Dans son film, Li Ruijun montre ce que les applications de ce genre de contrôles et de lois peuvent entraîner en réalité: ces systèmes créent une dépendance des paysans vis-à-vis des coopératives. Si leurs représentants (qui peuvent certes s’offrir de belles BMW) ne sont pas en mesure de les rétribuer, les paysans de toute une communauté villageoise sont menacés de famine. En calculant grossièrement les différents revenus et dépenses de Ma Youtie dans le film, il devient évident que ce qu’ils peuvent gagner en un an sur leur petit lopin de terre suffit à peine à leur survie et se situe probablement en dessous du seuil de pauvreté. Il est donc tout-à-fait compréhensible que le cinéaste ait situé l’action de son film avant l’arrivée au pouvoir de Xi Jinping, afin de passer la rampe aux yeux des censeurs.

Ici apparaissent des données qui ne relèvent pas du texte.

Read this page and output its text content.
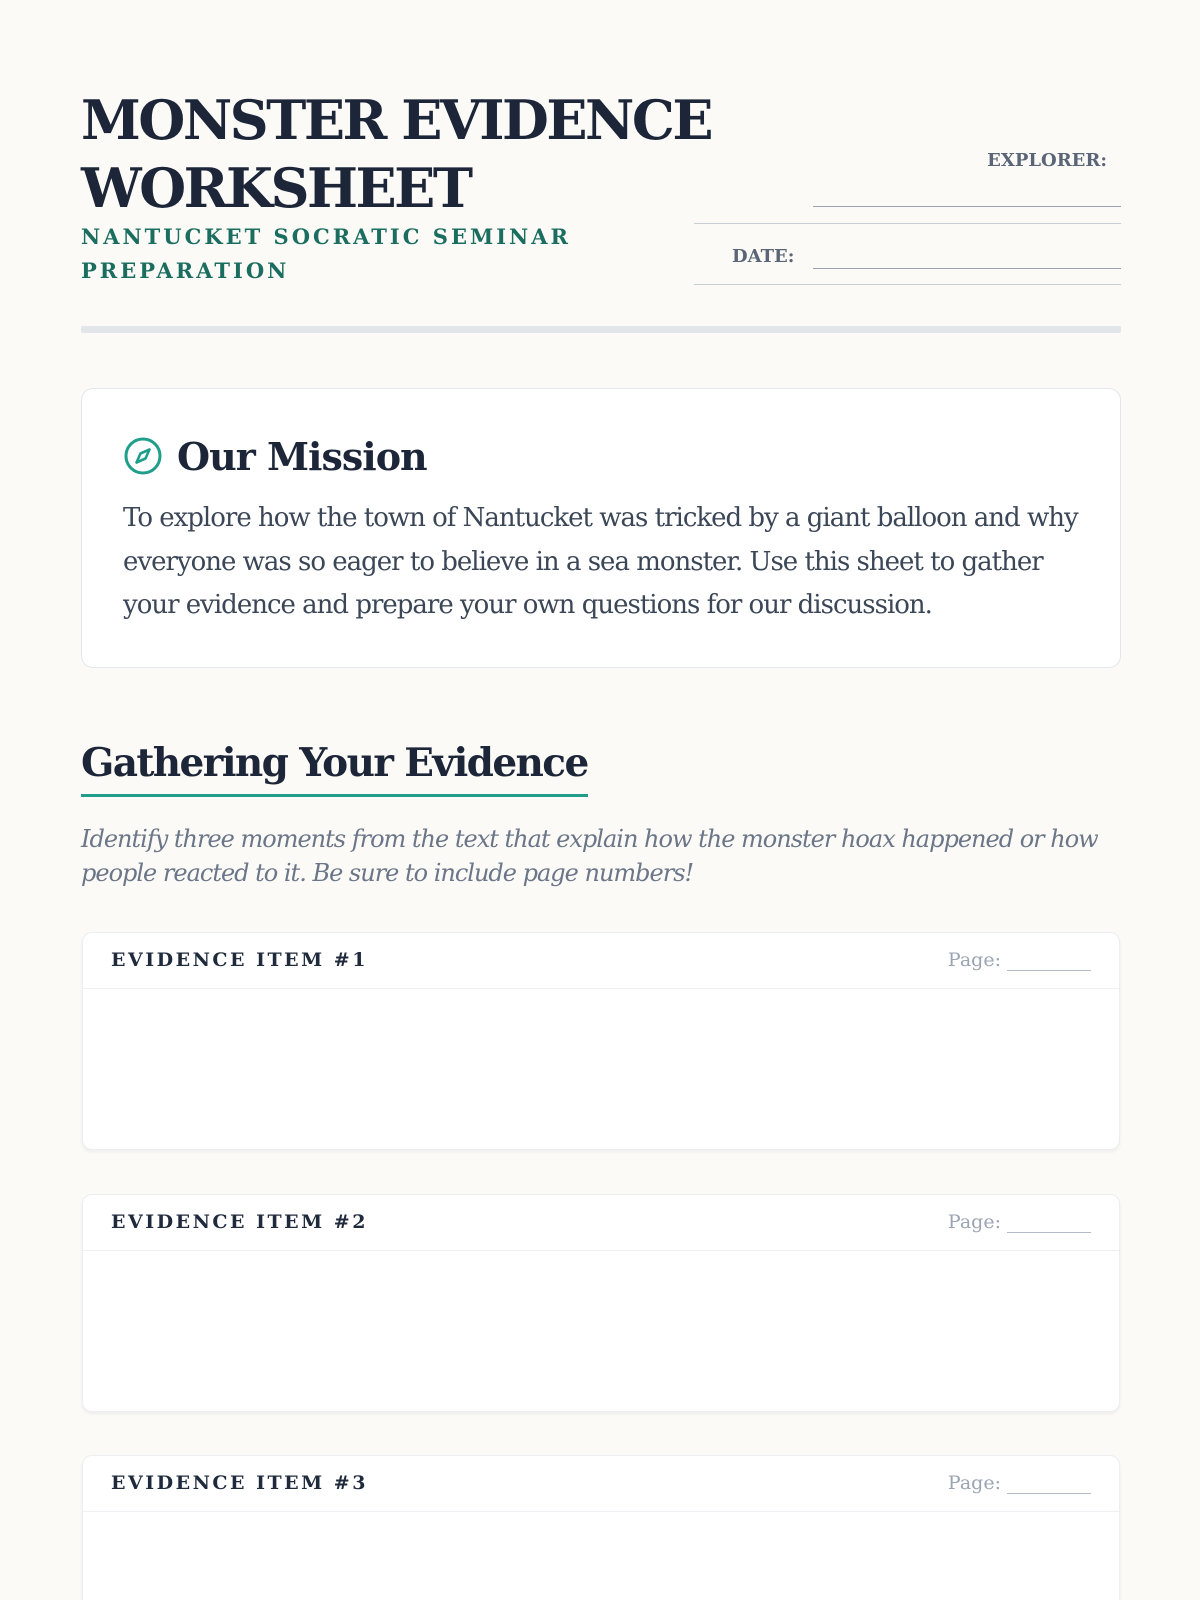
MONSTER EVIDENCE WORKSHEET
NANTUCKET SOCRATIC SEMINAR PREPARATION
EXPLORER:
DATE:
Our Mission

To explore how the town of Nantucket was tricked by a giant balloon and why everyone was so eager to believe in a sea monster. Use this sheet to gather your evidence and prepare your own questions for our discussion.

Gathering Your Evidence

Identify three moments from the text that explain how the monster hoax happened or how people reacted to it. Be sure to include page numbers!

EVIDENCE ITEM #1	Page:
EVIDENCE ITEM #2	Page:
EVIDENCE ITEM #3	Page:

Le parti est tout à fait conscient de ces problèmes et a prévu des formes d’urbanisation plus durables dans ses plans de développement. Il tente également de s’attaquer aux nombreux défis complexes de la Chine rurale par le biais d’autres programmes globaux et de moyens financiers massifs. De nombreuses régions ne se prêtent pas ou seulement de manière limitée à l’agriculture telle qu’elle est pratiquée actuellement et ne sont pas en mesure d’offrir aux agriculteurs des moyens de subsistance suffisants. Souvent, ils n’ont pas d’autre choix que de suivre les incitations de l’État, de quitter leurs terres et d’aller chercher un moyen de gagner de de l’argent en zone urbaine.

Les acteurs étatiques ont là encore découvert un marché, car les paysans ne peuvent vendre leurs terres d’habitation ou leurs droits d’exploitation qu’à l’État. Celui-ci leur verse une compensation, qui est toutefois bien inférieure à ce qui pourrait être obtenu par une revente. Par conséquent, ces «ventes de terres» sont devenues des sources de revenus importantes pour les gouvernements locaux et ont contribué à la bulle immobilière de ces dernières années, en particulier dans les zones rurales limitrophes des villes. (…)

Des homme en trop

À travers «Le Retour des hirondelles», Li Ruijin illustre également les effets de la politique de l’enfant unique dans la société chinoise. Afin de freiner la croissance démographique, cette politique a été mise en œuvre à partir de 1980 par le biais d’un contrôle strict des naissances. Comme, selon la tradition confucéenne, seuls les fils peuvent perpétuer la lignée familiale, de nombreux couples mariés ont tout mis en œuvre pour pouvoir mettre au monde un fils unique.

Bien que cela soit strictement interdit, des millions de femmes ont avortés de leur fille à naître. Au fil des ans, cela a entraîné un déséquilibre croissant de la proportion des sexes à la naissance, ce qui a abouti à un «excédent» de plus de trente millions d’hommes en âge de se marier en 2020.

Même dans la Chine moderne, le mariage reste la communauté de vie prédominante pour plus de 90% des hommes et des femmes. Ceux qui ne sont pas encore mariés à l’âge de trente ans ont nettement moins de chances de trouver un bon parti et ne répondent plus aux attentes de la société. La pression sociale pour se marier et avoir une descendance est donc toujours très forte, autant pour les femmes que pour les hommes. Traditionnellement, la famille du mari paie une dot qui, dans la Chine actuelle, est souvent plusieurs fois supérieure à un revenu annuel et doit généralement comprendre au moins un appartement et une voiture à soi. Ces aspects illustrent les difficultés que rencontrent les hommes en général et les hommes ruraux en particulier pour se marier, ainsi que la pression financière qui pèse sur eux et sur leurs familles.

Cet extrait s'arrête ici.